Brian Clough devant Bremner et Giles, tous incognito au. Damned United.

L’occasion d’un roman halluciné de David Peace (Damned United, sorti en France sous le titre de 44 jours) (1), pour parler du Leeds United, un club qui a longtemps dominé le football anglais avant de sombrer et de renaître sous l’ère Bielsa (viré depuis). L’occasion surtout de parler une nouvelle fois de David Peace, brillant auteur de polar mais aussi chroniqueur lyrique et pointilleux des entraîneurs anglais de légende : Bill Shankly et Brian Clough, dont il est question ici. Les 44 jours que Clough aura passé à Leeds United, entre Derby County (champion en 1972) et Nottingham Forest (deux Coupes d’Europe des clubs champions).

David Peace est né en 1967, à Osset – district de Wakefield – dans l’ouest du Yorkshire. Il a d’abord écrit des romans policiers dans un style à la fois halluciné et lyrique, sans jamais abandonner un réalisme implacable marqué par une description clinique des personnages et des situations qui confine parfois au sordide. Des personnages traversés par ce courant de conscience que l’on a évoqué après Joyce, des fragments de l’inconscient, du ça, qui viennent percuter les mots et les gestes de leurs réalités.

Côté football, Peace a été un jeune supporter des « Terriers » du Huddersfield Town F.C, une équipe qui a passé sa vie en deuxième ou troisième division avec une montée inespérée en 2017 et une relégation deux ans plus tard avec un total de 16 points (presque un record de médiocrité). Huddersfield pourra se consoler en ayant, cette dernière année, battu par deux fois les Wolves de Wolverhampton. C’est déjà ça. Mais Huddersfield, l’une des premières cités industrielles où les métiers à tisser ont été implantés, fut aussi la ville des Luddites, partisans du leader ouvrier John Ludd.
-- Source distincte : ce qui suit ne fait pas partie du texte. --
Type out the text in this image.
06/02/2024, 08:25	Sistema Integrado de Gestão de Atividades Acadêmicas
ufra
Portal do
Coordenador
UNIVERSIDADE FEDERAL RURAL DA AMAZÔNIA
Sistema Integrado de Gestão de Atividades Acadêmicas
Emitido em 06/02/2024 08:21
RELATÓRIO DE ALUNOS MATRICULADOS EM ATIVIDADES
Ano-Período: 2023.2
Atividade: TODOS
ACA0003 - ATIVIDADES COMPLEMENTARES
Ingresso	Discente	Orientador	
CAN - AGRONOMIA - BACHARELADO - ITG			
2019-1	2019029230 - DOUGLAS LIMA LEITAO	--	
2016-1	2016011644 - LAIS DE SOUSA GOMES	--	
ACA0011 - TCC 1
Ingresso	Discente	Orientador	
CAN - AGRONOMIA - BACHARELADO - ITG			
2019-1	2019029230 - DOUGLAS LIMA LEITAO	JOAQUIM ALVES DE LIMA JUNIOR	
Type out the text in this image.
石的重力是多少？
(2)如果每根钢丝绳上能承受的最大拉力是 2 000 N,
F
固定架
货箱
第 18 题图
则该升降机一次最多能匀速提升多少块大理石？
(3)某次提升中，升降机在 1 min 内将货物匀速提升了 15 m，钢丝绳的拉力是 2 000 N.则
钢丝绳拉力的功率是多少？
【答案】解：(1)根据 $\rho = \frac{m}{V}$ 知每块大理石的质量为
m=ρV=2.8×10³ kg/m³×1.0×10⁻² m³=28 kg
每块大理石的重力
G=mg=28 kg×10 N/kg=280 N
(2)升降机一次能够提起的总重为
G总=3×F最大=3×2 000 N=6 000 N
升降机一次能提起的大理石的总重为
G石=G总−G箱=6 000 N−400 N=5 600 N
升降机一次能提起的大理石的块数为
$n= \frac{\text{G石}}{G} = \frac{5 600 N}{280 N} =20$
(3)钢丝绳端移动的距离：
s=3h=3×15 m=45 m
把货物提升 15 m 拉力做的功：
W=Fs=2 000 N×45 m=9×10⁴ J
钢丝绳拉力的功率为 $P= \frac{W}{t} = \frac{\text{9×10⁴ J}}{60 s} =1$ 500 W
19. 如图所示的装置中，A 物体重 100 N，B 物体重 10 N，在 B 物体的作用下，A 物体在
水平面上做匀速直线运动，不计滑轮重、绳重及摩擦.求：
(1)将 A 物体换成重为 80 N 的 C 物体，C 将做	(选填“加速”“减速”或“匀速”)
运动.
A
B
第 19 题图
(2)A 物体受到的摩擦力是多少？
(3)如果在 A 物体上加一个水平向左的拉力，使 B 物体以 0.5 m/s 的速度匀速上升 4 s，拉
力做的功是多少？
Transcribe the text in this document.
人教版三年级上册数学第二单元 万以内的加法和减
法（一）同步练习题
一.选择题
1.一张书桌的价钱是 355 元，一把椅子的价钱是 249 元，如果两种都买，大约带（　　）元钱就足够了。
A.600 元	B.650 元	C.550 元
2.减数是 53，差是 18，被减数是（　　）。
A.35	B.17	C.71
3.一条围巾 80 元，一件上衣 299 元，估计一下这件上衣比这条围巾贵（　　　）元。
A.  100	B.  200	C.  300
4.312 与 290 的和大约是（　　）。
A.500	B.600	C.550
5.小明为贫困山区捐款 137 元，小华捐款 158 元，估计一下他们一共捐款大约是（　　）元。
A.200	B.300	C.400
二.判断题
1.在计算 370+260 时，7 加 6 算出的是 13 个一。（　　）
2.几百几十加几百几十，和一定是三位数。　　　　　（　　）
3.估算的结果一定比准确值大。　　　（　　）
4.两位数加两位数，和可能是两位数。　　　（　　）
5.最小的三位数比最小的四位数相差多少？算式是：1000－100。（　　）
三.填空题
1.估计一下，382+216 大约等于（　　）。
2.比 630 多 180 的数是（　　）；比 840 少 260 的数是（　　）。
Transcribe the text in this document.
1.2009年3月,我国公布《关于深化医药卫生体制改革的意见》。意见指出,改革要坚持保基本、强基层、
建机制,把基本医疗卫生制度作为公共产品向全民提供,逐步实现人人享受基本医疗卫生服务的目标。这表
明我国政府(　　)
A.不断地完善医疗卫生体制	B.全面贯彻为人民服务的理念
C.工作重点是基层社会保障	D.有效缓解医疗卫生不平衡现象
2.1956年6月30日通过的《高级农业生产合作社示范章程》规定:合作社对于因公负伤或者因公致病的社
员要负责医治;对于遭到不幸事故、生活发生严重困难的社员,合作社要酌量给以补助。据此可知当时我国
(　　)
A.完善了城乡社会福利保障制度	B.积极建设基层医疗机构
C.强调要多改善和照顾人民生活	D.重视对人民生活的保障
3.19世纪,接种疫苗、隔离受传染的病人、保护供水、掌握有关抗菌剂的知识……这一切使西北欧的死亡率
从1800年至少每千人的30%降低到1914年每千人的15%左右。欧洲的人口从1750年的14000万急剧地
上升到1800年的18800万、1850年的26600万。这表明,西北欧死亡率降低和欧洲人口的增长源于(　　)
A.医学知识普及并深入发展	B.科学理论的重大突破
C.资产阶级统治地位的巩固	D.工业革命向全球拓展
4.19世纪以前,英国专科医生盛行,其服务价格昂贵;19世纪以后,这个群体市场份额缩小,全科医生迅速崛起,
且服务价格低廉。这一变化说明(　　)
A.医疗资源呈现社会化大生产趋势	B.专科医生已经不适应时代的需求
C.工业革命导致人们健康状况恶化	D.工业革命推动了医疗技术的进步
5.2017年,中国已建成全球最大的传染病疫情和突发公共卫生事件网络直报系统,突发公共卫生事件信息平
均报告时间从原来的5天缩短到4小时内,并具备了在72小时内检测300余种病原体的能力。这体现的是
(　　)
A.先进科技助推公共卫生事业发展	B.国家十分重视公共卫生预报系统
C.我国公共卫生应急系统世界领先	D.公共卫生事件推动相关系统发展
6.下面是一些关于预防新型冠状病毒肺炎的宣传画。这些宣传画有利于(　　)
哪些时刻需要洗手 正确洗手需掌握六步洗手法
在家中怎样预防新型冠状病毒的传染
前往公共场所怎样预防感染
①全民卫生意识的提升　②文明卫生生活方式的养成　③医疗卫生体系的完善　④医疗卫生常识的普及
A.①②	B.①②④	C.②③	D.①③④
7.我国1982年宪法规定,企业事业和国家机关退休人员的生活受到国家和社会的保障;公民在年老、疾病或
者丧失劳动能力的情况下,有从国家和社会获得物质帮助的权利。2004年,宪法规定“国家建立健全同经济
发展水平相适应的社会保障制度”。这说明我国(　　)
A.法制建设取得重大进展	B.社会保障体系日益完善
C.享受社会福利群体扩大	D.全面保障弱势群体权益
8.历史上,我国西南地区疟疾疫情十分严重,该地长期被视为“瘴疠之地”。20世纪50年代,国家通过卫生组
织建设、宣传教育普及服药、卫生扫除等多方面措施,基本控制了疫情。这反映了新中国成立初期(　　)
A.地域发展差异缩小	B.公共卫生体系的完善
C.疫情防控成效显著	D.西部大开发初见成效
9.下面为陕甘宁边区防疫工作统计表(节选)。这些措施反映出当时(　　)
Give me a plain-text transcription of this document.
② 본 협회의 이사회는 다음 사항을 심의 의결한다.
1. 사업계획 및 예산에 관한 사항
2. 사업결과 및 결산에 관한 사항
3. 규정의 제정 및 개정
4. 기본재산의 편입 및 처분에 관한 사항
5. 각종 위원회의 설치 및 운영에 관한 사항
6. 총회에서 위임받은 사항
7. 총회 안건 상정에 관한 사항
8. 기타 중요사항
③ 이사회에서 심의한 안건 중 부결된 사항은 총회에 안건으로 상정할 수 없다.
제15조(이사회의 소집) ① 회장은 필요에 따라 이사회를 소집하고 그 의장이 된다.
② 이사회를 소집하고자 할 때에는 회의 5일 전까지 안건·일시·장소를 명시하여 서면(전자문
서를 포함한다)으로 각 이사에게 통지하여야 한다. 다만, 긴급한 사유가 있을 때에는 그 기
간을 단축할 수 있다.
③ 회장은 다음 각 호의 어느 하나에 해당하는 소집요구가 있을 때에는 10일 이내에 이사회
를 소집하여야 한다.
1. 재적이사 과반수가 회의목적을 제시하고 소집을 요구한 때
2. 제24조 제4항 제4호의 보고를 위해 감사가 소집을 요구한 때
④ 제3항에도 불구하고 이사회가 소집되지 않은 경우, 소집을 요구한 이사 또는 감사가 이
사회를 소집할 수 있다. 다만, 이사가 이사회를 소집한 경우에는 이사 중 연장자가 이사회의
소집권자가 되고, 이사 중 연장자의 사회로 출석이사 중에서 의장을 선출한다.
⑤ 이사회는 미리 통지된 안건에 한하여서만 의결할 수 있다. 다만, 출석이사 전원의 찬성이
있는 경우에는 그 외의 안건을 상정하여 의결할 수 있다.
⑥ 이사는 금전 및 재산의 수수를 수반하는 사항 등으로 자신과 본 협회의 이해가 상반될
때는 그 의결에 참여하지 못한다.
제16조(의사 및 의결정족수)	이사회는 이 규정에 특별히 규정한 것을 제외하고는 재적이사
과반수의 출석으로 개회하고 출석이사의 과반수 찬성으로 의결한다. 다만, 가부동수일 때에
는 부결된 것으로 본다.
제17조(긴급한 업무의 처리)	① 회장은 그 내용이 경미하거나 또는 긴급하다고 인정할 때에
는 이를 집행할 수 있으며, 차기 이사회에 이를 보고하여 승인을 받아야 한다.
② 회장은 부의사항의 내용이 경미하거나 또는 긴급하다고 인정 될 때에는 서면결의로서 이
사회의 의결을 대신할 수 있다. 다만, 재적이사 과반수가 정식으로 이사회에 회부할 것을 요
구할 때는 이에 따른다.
Après Huddersfield, et peut-être pour cause de résultats insuffisants, Peace se tournera vers les Reds de Liverpool et en particulier leur entraîneur de 1959 à 1974, Bill Shankly. C’est le prodigieux roman Rouge ou mort (Payot et Rivages 2013) dont on parlera le mois prochain. Une chronique hebdomadaire vibrante de passion, sur une période de 15 ans, du Liverpool F.C. Sur le terrain, dans les vestiaires, chez les dirigeants et du côté des supporters. Un monument érigé avec des mots pour un homme exceptionnel dans sa simplicité et dans son humanité.

Une constante chez Peace, il déteste et détestera toujours le Leeds United – le club d’Ellan Road et leurs couleurs blanches et bleues parées de jaune. C’est pourquoi, avant même Shankly et les Reds, il y aura Brian Clough, entraîneur tête de lard de Derby County, champion en 1972, puis du Nottingham Forest deux fois vainqueur de la Coupe d’Europe des clubs champions. Entre Derby, champion en 1972, et Forest (Champions League en 1979 et 1980), il se passera un mois et demi – 44 jours (le titre français du roman Damned United), paru en 2006 chez Rivages Noir. Damned United, on l’aura compris, pour Leeds United d’où Brian Clough sera éjecté au début de l’automne pour insuffisance de résultat. Comme pour Shankly, Clough a droit à une chronique maniaque, au jour le jour, tenue d’une main fébrile entre le mercredi 31 juillet et le jeudi 12 septembre 1974. 44 jours, et autant de nuits.

Les « paons » (the peacocks) de Leeds United sont une institution du football anglais et leur période faste aura été comprise entre le tout début des années 1960 et le milieu des années 1970, une phase de déclin inexorable après une finale de Coupe d’Europe perdue contre le Bayern Munich en 1975. Le club renaîtra de ses cendres dans les années 1990, avant de connaître l’enfer, jusqu’en troisième division en 2007.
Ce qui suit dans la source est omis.